Il y a quelques années, tu m’as dit d’une petite voix : « Moi, je ne veux pas d’enfants. C’est trop fatigant. »

Tu ne peux pas imaginer la résonance de ces deux phrases. Il est vrai que j’ai déjà une tendance à me flageller pour tout et n’importe quoi, mais là, c’était du gasoil excellium assaisonné d’une bonne dose d’ecstasy versé directement dans mon moteur à culpabiliser.

Ma manière d’habiter la maternité te semblait donc si repoussante ? 

À la façon de ces mots doux que tu glisses parfois sous la porte de ma chambre (« Maman, on peu regardé un dessinimé ??? jeutèm ❤️ »), je t’écris cette lettre, pour l’avenir.

Pardon de t’avoir fait croire qu’être maman, ce n’est qu’épuisant.

J’ai toujours eu besoin de 8 heures de sommeil, étudiante mes amis m’appelaient « mamie » parce que je rentrais me coucher bien avant tout le monde et j’ai choisi un métier qui fait mouliner le cerveau la nuit. Ma fatigue m’appartient. Elle est mon problème, pas le tien. Quand j’explose après avoir subi vos 2 456 795 « Maman » durant le quart d’heure de voiture qui sépare l’école de la maison, c’est parce que ma réserve d’énergie était déjà trop basse avant de venir vous chercher, et que j’ai préféré fermer mes oreilles plutôt que de vous accorder cinq minutes chacun pour raconter à tour de rôle ce que vous aviez à me dire.

Oui, être votre maman va puiser loin dans mes ressources,

mais il ne tient qu’à moi de les remplir à ras bord en me ménageant de l’espace, du temps, du lâcher-prise voire du laisser-aller dans toutes ces petites choses où se niche le perfectionnisme. Pendant quelques années, j’ai sous-estimé l’engagement physique, mental et émotionnel que demandait la maternité. J’ai cru que je pouvais mener de front un déménagement, deux enfants en deux ans et une troisième en route, pendant que mon Fabuleux montait sa boîte alors que nous habitions à 600 km de nos familles. J’ai essayé de courir un marathon en tongs et ça ne s’est pas bien terminé. Je te rassure : il est possible de s’y prendre autrement. 

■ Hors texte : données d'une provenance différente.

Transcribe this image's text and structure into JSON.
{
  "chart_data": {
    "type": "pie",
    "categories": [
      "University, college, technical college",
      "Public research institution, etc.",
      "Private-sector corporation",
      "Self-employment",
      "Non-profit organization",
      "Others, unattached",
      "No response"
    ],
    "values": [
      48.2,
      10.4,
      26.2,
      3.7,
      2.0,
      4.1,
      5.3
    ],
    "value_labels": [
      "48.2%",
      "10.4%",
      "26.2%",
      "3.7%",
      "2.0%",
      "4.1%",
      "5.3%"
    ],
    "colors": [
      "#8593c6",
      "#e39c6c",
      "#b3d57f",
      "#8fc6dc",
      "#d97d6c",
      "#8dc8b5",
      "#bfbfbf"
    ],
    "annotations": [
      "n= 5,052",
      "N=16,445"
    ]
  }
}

Pardon parce que j’ai attendu beaucoup trop longtemps avant de m’avouer vaincue.

J’ai résisté si longtemps à la transformation profonde de ma vie avec votre arrivée que je me suis épuisée. Je roulais en première sur l’autoroute avec le frein à main. Tu m’étonnes que ça chauffait sérieusement. J’ai dépensé une énergie folle pour faire croire à tous que « ça va, je gère, nan j’ai pas changé, je suis toujours cette fille fofolle reine de l’impro, c’est pas une paire d’enfants qui va faire de moi une daronne ennuyeuse ! ».

Aujourd’hui je lutte toujours, pour mener de front notre vie de famille et une carrière

qui exige beaucoup de disponibilité et d’espace mental. Mais je le fais pour d’autres raisons : pour ne pas rejeter sur mes enfants la responsabilité du ratage complet de mon épanouissement professionnel, pour me ressourcer, pour rayonner, pour vous donner la certitude qu’on peut se lancer, y croire et y arriver. Pour autant, je suis en accord avec le contrat qui veut que je vous fasse passer en premier, quitte à rogner ponctuellement sur les autres dimensions de ma vie. Ça me demande de revoir mes priorités sans arrêt, je fais parfois des erreurs de jugement, mais cahin-caha, j’avance. 

Pardon, parce que je n’ai pas assez montré la joie que vous m’apportez.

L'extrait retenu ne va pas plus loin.